Other than the obvious huge cost implication to their budget (this school has 1800 pupils and close to 200 staff) they have achieved diddly squat by "adopting up to date technology".
Oh did I mention that another excuse for this is that it stops the registration and all other teachers having to call out the names and get an affirmative (which can, of course, be given by an absentee's friend). This calling out of names and waiting for an answer was said to be demeaning to the pupils and staff. With the new system the teachers merely have to look round the class to see who is there or not.
YEAH RIGHT!

Now since every child carries a lunch card (previously described) why not, I asked the head, use these for the children to "swipe" in at the beginning of each day and out again in the evenings? That, he told me, would be tooooooo demeaning as it smacked of having to "clock in" and that was "old fashioned.
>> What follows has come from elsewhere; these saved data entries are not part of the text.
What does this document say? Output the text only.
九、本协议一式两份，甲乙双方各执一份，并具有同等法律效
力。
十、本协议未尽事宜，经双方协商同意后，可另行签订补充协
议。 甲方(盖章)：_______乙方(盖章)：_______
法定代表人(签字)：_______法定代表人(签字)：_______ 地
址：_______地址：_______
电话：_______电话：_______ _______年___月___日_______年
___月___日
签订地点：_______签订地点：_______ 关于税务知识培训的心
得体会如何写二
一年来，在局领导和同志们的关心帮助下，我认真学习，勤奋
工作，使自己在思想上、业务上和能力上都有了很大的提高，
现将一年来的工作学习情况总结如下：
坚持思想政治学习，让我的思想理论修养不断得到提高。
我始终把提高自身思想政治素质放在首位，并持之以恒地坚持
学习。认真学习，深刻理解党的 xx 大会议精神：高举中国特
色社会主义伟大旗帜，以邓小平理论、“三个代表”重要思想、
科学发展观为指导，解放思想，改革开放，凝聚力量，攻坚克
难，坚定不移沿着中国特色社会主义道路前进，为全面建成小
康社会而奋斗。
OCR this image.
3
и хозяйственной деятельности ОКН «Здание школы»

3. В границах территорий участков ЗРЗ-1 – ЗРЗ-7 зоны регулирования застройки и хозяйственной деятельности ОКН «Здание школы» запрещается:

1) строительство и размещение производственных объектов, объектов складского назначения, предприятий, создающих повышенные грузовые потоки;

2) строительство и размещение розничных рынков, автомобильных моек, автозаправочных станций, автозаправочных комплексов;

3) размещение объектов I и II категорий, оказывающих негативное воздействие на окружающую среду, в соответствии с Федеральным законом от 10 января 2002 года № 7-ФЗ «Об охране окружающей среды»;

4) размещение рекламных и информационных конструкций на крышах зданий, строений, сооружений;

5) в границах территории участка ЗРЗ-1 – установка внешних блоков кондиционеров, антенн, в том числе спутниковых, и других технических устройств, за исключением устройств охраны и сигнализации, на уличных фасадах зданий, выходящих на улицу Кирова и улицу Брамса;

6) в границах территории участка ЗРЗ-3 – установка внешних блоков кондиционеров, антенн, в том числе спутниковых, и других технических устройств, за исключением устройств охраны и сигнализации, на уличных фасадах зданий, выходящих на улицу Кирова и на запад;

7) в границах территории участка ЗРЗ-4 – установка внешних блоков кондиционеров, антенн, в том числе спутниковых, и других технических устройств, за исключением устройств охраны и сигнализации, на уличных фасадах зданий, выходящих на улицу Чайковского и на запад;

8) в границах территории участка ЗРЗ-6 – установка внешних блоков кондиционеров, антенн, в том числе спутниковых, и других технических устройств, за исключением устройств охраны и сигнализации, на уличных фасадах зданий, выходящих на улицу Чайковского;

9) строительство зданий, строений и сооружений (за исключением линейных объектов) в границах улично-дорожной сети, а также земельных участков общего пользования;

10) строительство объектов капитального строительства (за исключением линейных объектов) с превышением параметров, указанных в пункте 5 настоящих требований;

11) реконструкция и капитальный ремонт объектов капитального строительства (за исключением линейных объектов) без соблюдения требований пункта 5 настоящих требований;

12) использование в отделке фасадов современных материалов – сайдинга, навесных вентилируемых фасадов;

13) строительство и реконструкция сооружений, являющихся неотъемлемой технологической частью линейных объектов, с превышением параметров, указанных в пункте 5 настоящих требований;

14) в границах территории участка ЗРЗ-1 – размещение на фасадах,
"Well" I pointed out "They'll have to do that when they leave here and get a job ~ surely it would be a good discipline to get them used to it now. Additionally you would have a record of who entered the premises and who had not which would allow you to have the doors locked, entry gained only by card or intervention (in the case of a lost card by a member of staff who would be able to over-ride the door lock ~ this would improve you security at a stroke and at little additional cost. Far less than all these lap-tops certainly."
He told me I clearly did not understand security.
I was forced to point out that, as the City of London Sales Manager for the largest Security Company in the world I was the one who had designed the security access systems for The Bank of England, Barclays HQ, Coutts Bank, Canary Wharf, The Home Office, A number of USAF Bases in the UK and the DSS in their London Offices. and that I held security clearance from the MOD, The Home Office and Buckingham Palace.
He moved the meeting onto "Any Other Business" immediately.